Barry and Charles D. Murphy (d. 1849) had taken over the Southern Reporter in Cork in 1847, and the paper denounced as inadequate the whig government's famine-relief policies and welcomed the overthrow of the French monarchy in February 1848. Barry was in Cork while his Young Ireland comrades attempted an uprising in Tipperary and Kilkenny in late July 1848. He was arrested in his father's house in Blackrock on 2 August and held in Cork county jail. Released after some weeks, he concluded from the lack of popular support for rebellion that the cause of Irish independence was lost and that Ireland must make the best of the union, a view he expounded in the Southern Reporter. As one of the few leading Young Irelanders to give up the party's aims, his change of opinion bitterly disappointed many nationalist friends.

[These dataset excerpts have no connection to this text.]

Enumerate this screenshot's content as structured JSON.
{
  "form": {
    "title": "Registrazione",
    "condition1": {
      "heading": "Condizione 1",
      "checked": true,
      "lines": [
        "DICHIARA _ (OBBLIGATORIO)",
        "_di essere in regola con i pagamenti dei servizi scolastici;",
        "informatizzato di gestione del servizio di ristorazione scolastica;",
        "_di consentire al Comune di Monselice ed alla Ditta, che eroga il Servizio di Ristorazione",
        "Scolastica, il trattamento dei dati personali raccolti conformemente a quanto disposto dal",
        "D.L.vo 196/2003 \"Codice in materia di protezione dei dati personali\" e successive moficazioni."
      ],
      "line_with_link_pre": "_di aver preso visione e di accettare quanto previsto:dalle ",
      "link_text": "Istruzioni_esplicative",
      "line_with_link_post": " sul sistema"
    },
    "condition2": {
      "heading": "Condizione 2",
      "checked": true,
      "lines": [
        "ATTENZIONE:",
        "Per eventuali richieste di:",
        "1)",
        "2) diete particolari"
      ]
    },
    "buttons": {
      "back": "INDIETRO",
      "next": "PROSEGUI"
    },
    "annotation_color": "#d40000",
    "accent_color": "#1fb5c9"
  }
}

He continued to edit the Southern Reporter until 1855 and wrote verse for it, some of which was later published as Echoes from Parnassus (1849) and A Waterloo commemoration (1854); he also wrote A grammar of eloquence (1849), a guide book for orators. An enthusiastic supporter of the Crimean war (1854–6), he assisted in the organisation of the Great National Banquet for Crimean veterans in Dublin in October 1856, and published Lays of the war (1856), a series of rousing ballads on the conflict. He published several pamphlets including The pope and the Romagna (1860) which defended the temporal power of the papacy, and Irish emigration considered (1863) which argued that mass emigration was good both for Ireland and the host countries. He was an early contributor to Punch and wrote several leader articles for The Times.

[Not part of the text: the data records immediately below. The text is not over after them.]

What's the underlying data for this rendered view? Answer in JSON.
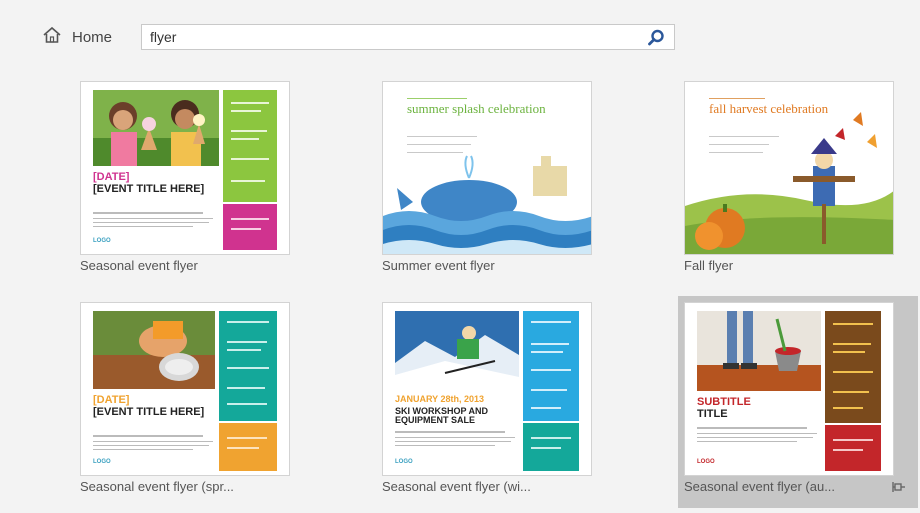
{
  "nav": {
    "home_label": "Home"
  },
  "search": {
    "value": "flyer"
  },
  "templates": [
    {
      "label": "Seasonal event flyer",
      "date": "[DATE]",
      "title": "[EVENT TITLE HERE]",
      "logo": "LOGO"
    },
    {
      "label": "Summer event flyer",
      "title": "summer splash celebration"
    },
    {
      "label": "Fall flyer",
      "title": "fall harvest celebration"
    },
    {
      "label": "Seasonal event flyer (spr...",
      "date": "[DATE]",
      "title": "[EVENT TITLE HERE]",
      "logo": "LOGO"
    },
    {
      "label": "Seasonal event flyer (wi...",
      "date": "JANUARY 28th, 2013",
      "title": "SKI WORKSHOP AND EQUIPMENT SALE",
      "logo": "LOGO"
    },
    {
      "label": "Seasonal event flyer (au...",
      "subtitle": "SUBTITLE",
      "title": "TITLE",
      "logo": "LOGO"
    }
  ],
  "colors": {
    "selection": "#c6c6c6",
    "search_icon": "#2b579a",
    "spring_magenta": "#d0338f",
    "spring_green": "#8cc63f",
    "teal": "#14a89a",
    "winter_blue": "#29a9e0",
    "autumn_brown": "#7a4a1c",
    "autumn_red": "#c3262a",
    "summer_green": "#6cb33f",
    "fall_orange": "#e07a22"
  }
}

On 12 November 1866 he married Anne Marcella Moore (née Donegan), a widow from Cork; they had a daughter Amy a year later. After marriage Barry set up a legal practice at 18 Lower Mount Street, Dublin. This does not appear to have been successful and in December 1871 he accepted the position of divisional police magistrate for Dublin, a decision that was fiercely criticised in the Nation. After his retirement in 1872, Barry continued to write and travelled on the Continent, living for a time in Paris and Heidelberg with his wife and daughter. On the death of his wife in France in 1881 he returned to Cork, and died on 23 January 1889 in his home at 109 George's Street.